Вот как описывал в «Истории России» этот беспрецедентный акт Сергей Михайлович Соловьев: «Народ был готов встать как один человек; непрерывный ряд смут и бедствий не сокрушил могучих сил юного народа, но очистил общество, привел его к сознанию необходимости пожертвовать всем для спасения веры, угрожаемой врагами внешними, и наряда государственного, которому грозили враги внутренние, воры. Явились признаки сознания о необходимости нравственного очищения жителей для подвига очищения земли от врагов, признаки того, что народ, не видя никакой внешней помощи, углубился во внутренний, духовный мир свой, чтоб оттуда извлечь средства спасения.

По областям промчалось слово, города переслали друг другу грамоты, где писали, что в Нижнем Новгороде было откровение Божие какому-то благочестивому человеку, именем Григорию; велено ему Божие слово проповедать во всем Российском государстве; говорили, что этот Григорий сподобился страшного видения в полуночи: видел он, как снялась с его дома крыша, и свет великий облистал комнату, куда явились два мужа с проповедию о покаянии, очищении всего государства; во Владимире было также видение. Вследствие этого по совету всей земли Московского государства во всех городах всем православным народом приговорили поститься, от пищи и питья воздержаться три дня даже и с грудными младенцами, и по приговору, по своей воле православные христиане постились: три дня – в понедельник, вторник и среду ничего не ели, не пили, в четверг и пятницу сухо ели. Так при господстве религиозного чувства выразилась в народе мысль о необходимости очищения всей земли, отделения себя от настоящего смутного и оскверненного общественным развратом времени».
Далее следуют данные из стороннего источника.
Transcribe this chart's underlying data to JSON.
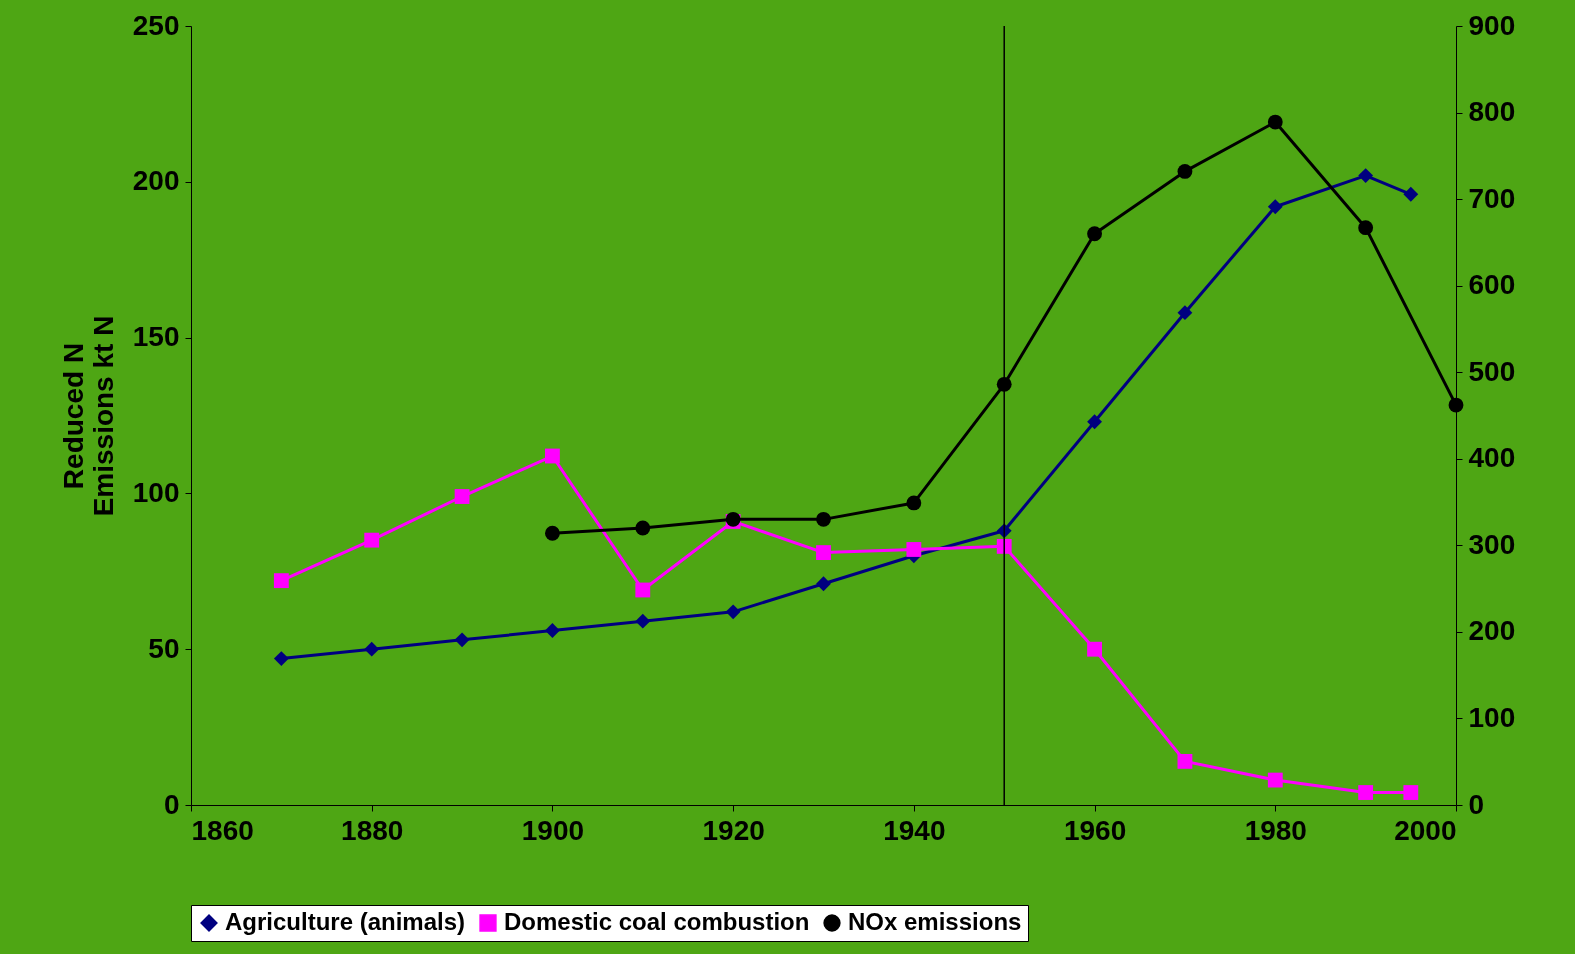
{
  "chart_data": {
    "type": "line",
    "ylabel": "Reduced N\nEmissions kt N",
    "x": [
      1870,
      1880,
      1890,
      1900,
      1910,
      1920,
      1930,
      1940,
      1950,
      1960,
      1970,
      1980,
      1990,
      1995
    ],
    "series": [
      {
        "name": "Agriculture (animals)",
        "color": "#000080",
        "marker": "diamond",
        "values": [
          47,
          50,
          53,
          56,
          59,
          62,
          71,
          80,
          88,
          123,
          158,
          192,
          202,
          196
        ]
      },
      {
        "name": "Domestic coal combustion",
        "color": "#ff00ff",
        "marker": "square",
        "values": [
          72,
          85,
          99,
          112,
          69,
          91,
          81,
          82,
          83,
          50,
          14,
          8,
          4,
          4
        ]
      },
      {
        "name": "NOx emissions",
        "color": "#000000",
        "marker": "circle",
        "axis": "y2",
        "x": [
          1900,
          1910,
          1920,
          1930,
          1940,
          1950,
          1960,
          1970,
          1980,
          1990,
          2000
        ],
        "values": [
          314,
          320,
          330,
          330,
          349,
          486,
          660,
          732,
          789,
          667,
          462
        ]
      }
    ],
    "xlim": [
      1860,
      2000
    ],
    "xticks": [
      1860,
      1880,
      1900,
      1920,
      1940,
      1960,
      1980,
      2000
    ],
    "ylim": [
      0,
      250
    ],
    "yticks": [
      0,
      50,
      100,
      150,
      200,
      250
    ],
    "y2lim": [
      0,
      900
    ],
    "y2ticks": [
      0,
      100,
      200,
      300,
      400,
      500,
      600,
      700,
      800,
      900
    ],
    "ref_lines": [
      {
        "axis": "x",
        "value": 1950,
        "color": "#000000"
      }
    ],
    "grid": false,
    "legend": "bottom"
  }
}
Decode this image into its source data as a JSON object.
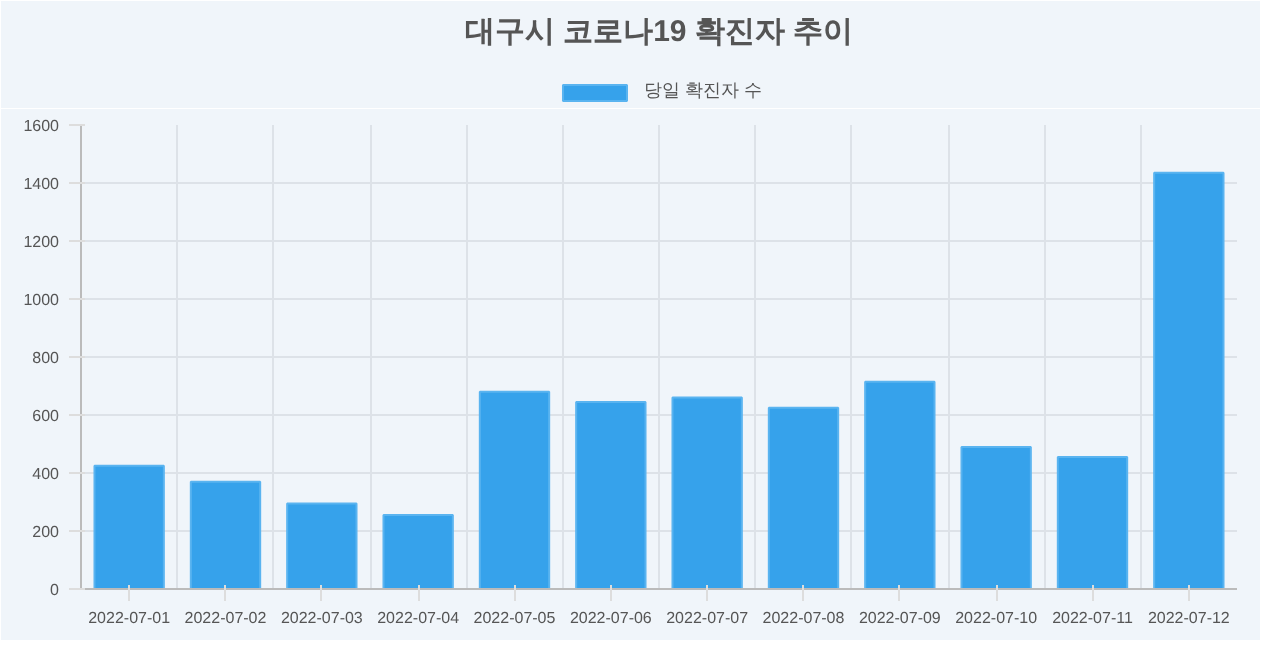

Первой скрепой будущего Второго ополчения в августе 1611 года стал «приговор», соглашение между казанцами и нижегородцами.

Возвращавшиеся в Нижний Новгород из-под Москвы дворяне, дети боярские и другие служилые люди рассказывали о разорении Москвы, об убийстве Ляпунова, о неоднозначной роли казаков, о судьбе Смоленска и Новгорода. Нижегородцы на собраниях «начаша мыслити, како бы помощь Московскому государству». В августе, после известия об убийстве Ляпунова, Казань, Нижний и ближайшие к ним «поволские и горные, и луговые» города «сослалися» между собою «на том, чтобы... быти всем в совете и в соединенье и за Московское и за Казанское государство стояти, и друг друга не побивати, и не грабити, и дурна ни над кем не учинити».

«Приговор» стал серьезным предостережением не столько для польско-боярской власти, сколько для правительства Заруцкого - Трубецкого. Два города предупредили, что не потерпят смещения воевод, посланных ими для освобождения Москвы, и не признают назначений, произведенных Заруцким и казаками. Посады усомнились в способности Первого ополчения довести до логического завершения дело избрания царя и заявили, что отвергнут любого государя, посаженного казаками без согласия земли. Постановили не пускать к себе казачьи отряды из таборов.

Любомиров справедливо замечал, что уже «в этой программе резко намечены два существенных пункта: очень определенно выраженное враждебное, пока только оборонительного свойства, отношение земщины к казачеству и ставшему почти чисто казачьим подмосковному правительству и настоятельная необходимость для водворения порядка в стране выбрать государя "всею землею"».

Казанцы, сделав совместно с Нижним этот первый шаг, ушли в тень. Нижегородцы же перешли от слов к делу.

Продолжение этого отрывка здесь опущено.